Teach learners to play short phrases using alternative fingerings. Encourage them to listen to the effects on phrasing, comparing the effectiveness of each fingering pattern. Ask learners to suggest fingering for short phrases, explaining their choices.
Teach learners to play scales and arpeggios with a range of two octaves in a wider range of keys, e.g. G, D, A and F majors, A, D, and E minors, related modal and major/minor pentatonic scales.
Scale work should relate to developing awareness of key and tonality in pieces being studied. Learners should begin to differentiate aurally between major, minor, pentatonic and some modal and blues patterns.
Play a simple chord progression and ask learners to play scales in time with the auto-accompaniment. In group lessons, learners can start on different beats of the bar to create scales in thirds, etc.
Teach learners exercises and pieces that use the finger patterns and thumb-under techniques previously encountered in scales/arpeggios in related keys.
Ask learners to compare fingering used in arpeggio and broken-chord patterns with that used for left-hand, full-fingered chords. Discuss reasons why some chord fingerings are more comfortable than others. Help learners to develop consistency in their choice of chord positions and fingerings.
Learners should understand the formation of common triads in their root positions so as to make accurate and musical connections between what is played and what is actually heard.
Play three chords – one major, one minor, and one a seventh chord. Ask learners to identify each one aurally.
Learners often use the keyboard screen to confirm that they have played the correct chord (if this is displayed), but they should be encouraged to develop their aural recognition first and foremost.
Introduce and explain chord charts, emphasising the correct theoretical construction of chords and their inversions. Ask learners to work out new chords (major and minor triads) by applying their aural recognition, knowledge gained from chord charts and theoretical understanding.
Ask learners to play chord progressions (one per bar) using full-fingered chords in a variety of keys at a regular pulse, counting aloud at first, and then using the auto-accompaniment.
Explain possible single-finger shortcuts as alternatives to full-fingered chords, e.g. minors, sevenths. Ask learners to experiment.

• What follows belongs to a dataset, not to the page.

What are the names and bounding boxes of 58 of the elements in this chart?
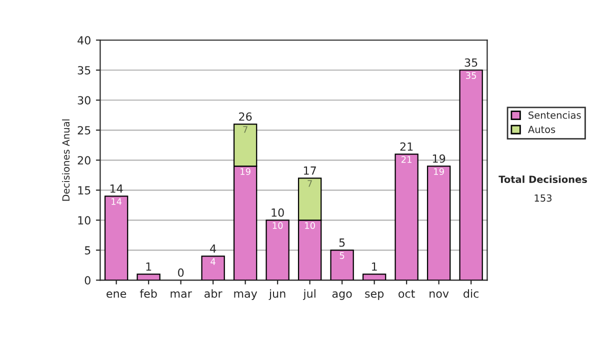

Some keyboards allow players to use a mixture of single-finger and full-fingered chords without changing settings. This can be a useful performance tool.
Ask learners to experiment with a variety of articulations within pieces they are playing, giving reasons for their final choices in relation to the notation, registration and character of the music.

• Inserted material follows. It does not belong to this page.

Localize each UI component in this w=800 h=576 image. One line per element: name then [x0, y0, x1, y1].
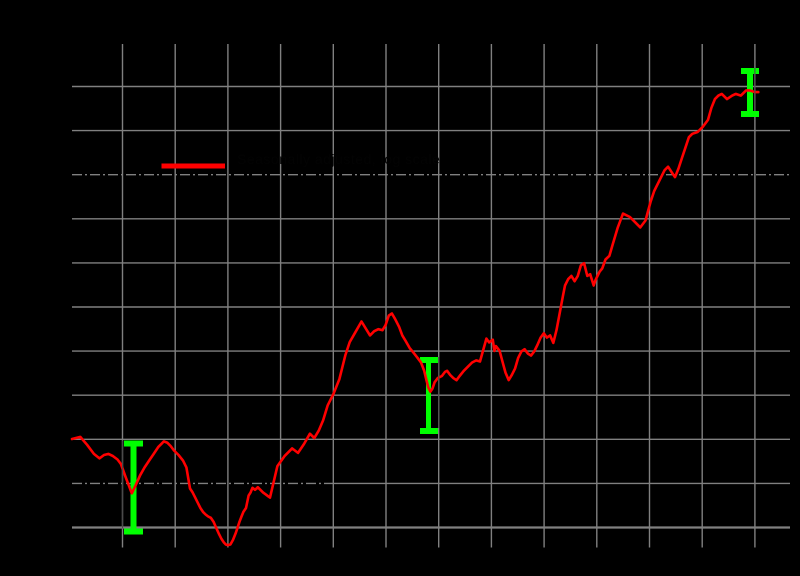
svg-text:Seasonally adjusted, log scale: Seasonally adjusted, log scale: [237, 151, 440, 167]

Play a recording of a popular song, if possible providing a simple written score. Ask learners to note how the lyrics and music together define the phrasing; then ask them to copy the phrasing heard on to the sung version.

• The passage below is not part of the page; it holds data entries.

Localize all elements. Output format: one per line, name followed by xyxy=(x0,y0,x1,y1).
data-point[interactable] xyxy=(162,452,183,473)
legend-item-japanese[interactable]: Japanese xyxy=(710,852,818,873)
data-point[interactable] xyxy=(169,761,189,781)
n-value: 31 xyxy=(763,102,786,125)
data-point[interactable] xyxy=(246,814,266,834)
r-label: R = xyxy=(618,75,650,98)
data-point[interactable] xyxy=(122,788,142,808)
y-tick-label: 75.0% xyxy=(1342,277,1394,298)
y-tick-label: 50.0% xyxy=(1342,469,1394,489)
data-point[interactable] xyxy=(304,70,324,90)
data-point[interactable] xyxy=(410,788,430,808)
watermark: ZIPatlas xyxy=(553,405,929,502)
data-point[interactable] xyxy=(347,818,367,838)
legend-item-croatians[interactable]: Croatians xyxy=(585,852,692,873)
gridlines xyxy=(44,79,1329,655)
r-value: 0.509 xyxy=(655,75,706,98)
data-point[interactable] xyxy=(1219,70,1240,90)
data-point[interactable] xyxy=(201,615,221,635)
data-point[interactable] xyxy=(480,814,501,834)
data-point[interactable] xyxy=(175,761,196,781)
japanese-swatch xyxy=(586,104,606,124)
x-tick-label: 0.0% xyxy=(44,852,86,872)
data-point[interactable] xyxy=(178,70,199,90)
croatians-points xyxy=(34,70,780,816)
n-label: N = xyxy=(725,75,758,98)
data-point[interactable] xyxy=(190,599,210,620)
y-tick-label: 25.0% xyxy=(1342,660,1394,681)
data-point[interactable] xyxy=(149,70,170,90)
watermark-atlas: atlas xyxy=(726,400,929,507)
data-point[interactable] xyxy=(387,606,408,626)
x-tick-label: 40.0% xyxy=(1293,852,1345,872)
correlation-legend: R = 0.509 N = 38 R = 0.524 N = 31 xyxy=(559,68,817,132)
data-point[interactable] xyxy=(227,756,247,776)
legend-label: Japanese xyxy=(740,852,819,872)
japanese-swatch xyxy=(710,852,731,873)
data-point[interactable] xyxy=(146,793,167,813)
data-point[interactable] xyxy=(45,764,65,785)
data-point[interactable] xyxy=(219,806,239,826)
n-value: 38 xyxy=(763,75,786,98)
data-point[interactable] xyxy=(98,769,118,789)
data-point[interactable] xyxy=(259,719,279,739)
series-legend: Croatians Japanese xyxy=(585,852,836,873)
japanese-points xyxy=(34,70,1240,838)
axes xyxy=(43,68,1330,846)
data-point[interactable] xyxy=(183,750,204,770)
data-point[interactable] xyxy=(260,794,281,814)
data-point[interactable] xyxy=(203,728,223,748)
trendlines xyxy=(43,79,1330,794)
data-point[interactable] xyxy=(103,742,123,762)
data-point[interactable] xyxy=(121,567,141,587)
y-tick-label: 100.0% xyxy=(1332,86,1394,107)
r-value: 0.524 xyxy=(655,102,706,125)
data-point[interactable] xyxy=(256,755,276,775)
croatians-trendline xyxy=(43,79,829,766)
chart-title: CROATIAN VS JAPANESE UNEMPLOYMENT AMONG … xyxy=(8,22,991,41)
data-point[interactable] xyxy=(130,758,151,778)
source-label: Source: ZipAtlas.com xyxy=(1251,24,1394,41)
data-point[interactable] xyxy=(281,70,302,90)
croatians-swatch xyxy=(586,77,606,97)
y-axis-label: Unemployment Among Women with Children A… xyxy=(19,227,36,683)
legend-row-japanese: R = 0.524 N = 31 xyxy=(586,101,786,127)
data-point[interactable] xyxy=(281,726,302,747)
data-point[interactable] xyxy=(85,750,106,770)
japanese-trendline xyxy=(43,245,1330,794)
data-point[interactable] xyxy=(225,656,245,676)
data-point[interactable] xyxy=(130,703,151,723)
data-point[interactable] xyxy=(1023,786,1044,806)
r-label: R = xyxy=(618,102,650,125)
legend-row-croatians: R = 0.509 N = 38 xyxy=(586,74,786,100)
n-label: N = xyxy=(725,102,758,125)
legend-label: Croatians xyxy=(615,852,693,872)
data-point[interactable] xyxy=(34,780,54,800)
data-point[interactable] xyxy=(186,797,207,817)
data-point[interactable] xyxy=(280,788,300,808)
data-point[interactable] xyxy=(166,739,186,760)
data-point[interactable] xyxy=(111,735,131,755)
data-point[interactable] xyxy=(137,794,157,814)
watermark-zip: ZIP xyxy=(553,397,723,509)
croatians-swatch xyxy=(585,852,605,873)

Where appropriate, it can be beneficial to encourage the player or the rest of the group to sing the song as it is played.
Through experimenting with alternatives, ask learners to suggest and add phrasing to notation, e.g. defining two- or four-bar phrasing.
Phrasing of the right-hand melody should be underpinned by the use of fills to define phrasing within the auto-accompaniment.
Ask learners to engage and explore the touch response. Initially, ask them to play exercises in a five-note position. Explain the connection between finger action and velocity control. Demonstrate how touch responsiveness sometimes affects changes of timbre as well as dynamics.
Touch response on electronic keyboards requires a different technical approach from the weighted keys of an acoustic piano. It is usually based solely on velocity, requiring a firm finger technique rather than arm or elbow movement.
Ask learners to use touch response when playing scales, listening to evenness and discussing the relative strength of fingers, finger patterns and fluency.